ABD, Menbiç'te anlaşma yok dedi, top Pompeo'da


Cumhurbaşkanlığı Sözcüsü İbrahim Kalın, Perşembe günü yaptığı açıklamalarda ABD’deki yeni dışişleri bakanı adayı Mike Pompeo nedeniyle Menbiç konusunun 1, 2 hafta ertelenebileceğini ifade etti.

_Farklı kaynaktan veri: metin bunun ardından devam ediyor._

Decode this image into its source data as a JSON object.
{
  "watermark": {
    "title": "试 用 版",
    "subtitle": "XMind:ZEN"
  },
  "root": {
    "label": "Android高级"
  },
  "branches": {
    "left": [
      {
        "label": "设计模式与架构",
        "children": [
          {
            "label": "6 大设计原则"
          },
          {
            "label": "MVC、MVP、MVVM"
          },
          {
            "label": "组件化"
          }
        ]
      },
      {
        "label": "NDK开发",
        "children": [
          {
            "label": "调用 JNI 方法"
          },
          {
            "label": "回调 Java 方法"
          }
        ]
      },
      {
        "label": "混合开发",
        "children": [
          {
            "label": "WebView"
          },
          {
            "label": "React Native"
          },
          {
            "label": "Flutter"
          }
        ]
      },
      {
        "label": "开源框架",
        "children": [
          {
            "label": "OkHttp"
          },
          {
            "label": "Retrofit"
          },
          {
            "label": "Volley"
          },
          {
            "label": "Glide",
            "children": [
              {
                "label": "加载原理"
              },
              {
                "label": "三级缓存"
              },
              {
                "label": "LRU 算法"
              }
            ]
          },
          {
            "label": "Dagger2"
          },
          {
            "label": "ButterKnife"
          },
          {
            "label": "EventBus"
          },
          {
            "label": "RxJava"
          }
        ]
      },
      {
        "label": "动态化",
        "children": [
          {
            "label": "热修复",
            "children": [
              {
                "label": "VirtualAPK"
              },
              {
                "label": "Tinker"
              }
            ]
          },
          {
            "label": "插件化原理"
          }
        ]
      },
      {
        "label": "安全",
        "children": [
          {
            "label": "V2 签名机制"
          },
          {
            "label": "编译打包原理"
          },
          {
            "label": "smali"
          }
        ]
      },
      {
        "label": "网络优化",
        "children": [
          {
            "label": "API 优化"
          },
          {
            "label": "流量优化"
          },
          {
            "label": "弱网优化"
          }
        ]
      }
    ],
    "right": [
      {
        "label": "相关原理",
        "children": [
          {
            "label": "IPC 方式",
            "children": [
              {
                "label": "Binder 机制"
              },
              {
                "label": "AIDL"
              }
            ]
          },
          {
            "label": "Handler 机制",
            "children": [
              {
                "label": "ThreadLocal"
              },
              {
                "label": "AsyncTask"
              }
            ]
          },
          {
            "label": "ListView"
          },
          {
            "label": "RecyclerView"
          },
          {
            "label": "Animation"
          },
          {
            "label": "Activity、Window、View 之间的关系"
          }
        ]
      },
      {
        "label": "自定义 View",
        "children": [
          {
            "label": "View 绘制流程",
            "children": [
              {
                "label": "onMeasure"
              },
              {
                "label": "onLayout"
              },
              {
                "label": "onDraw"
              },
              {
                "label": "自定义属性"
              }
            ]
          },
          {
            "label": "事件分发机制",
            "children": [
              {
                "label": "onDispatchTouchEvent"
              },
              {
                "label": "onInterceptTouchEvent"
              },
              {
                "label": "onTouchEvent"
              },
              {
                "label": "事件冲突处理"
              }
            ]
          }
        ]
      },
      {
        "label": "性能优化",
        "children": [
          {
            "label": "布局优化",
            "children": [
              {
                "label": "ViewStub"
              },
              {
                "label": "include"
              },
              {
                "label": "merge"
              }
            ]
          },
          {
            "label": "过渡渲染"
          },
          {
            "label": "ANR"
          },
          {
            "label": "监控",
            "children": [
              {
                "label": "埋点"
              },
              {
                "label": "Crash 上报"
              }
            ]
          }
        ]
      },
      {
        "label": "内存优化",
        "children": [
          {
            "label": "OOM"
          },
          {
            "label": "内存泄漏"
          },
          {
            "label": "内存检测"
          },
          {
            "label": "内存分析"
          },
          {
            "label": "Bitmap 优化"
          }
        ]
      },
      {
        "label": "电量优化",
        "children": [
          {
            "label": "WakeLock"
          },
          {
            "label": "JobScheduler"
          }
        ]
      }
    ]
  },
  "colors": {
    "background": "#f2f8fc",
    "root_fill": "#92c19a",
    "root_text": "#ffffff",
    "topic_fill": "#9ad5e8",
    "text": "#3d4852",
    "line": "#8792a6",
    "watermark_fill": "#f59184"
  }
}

Ama bu oldukça iyimser bir yaklaşımdı.

Öncelikle, geçen haftaki Türk-Amerikan yetkililerin Menbiç ve Suriye konusundaki görüşmelerden beri, Türk tarafından, Dışişleri bakanı Mevlüt Çavuşoğlu da dahil omak üzere, birçok Türk yetkilinin söylediği Amerikalıların Menbiç konusunda anlaşıldığı yönündeki açıklamalar, Perşembe günü Dışişleri bakanlığı sözcüsü Heather Nauert tarafından kesin bir dille yalanlandı.

Nauert, Ahval'in Perşembe günkü brifing sırasında sorduğu soruya karşılık, Menbiç konusunda bir anlaşma olduğu yönündeki Türk tarafının açıklamalara katılmadığını ve görüşmelerin sürdüğünü söyledi.

Bu konuyu birçokları yeni dışişleri bakanının atanmasına bağlayacak olsa da, ABD'nin pozisyonu, bu konuda bir anlaşmanın olmadığı.

Bu arada başkent Washington'da Pompeo'nun Türkiye-ABD ilişkilerine ne şekilde etki edeceği tartışması sürüyor.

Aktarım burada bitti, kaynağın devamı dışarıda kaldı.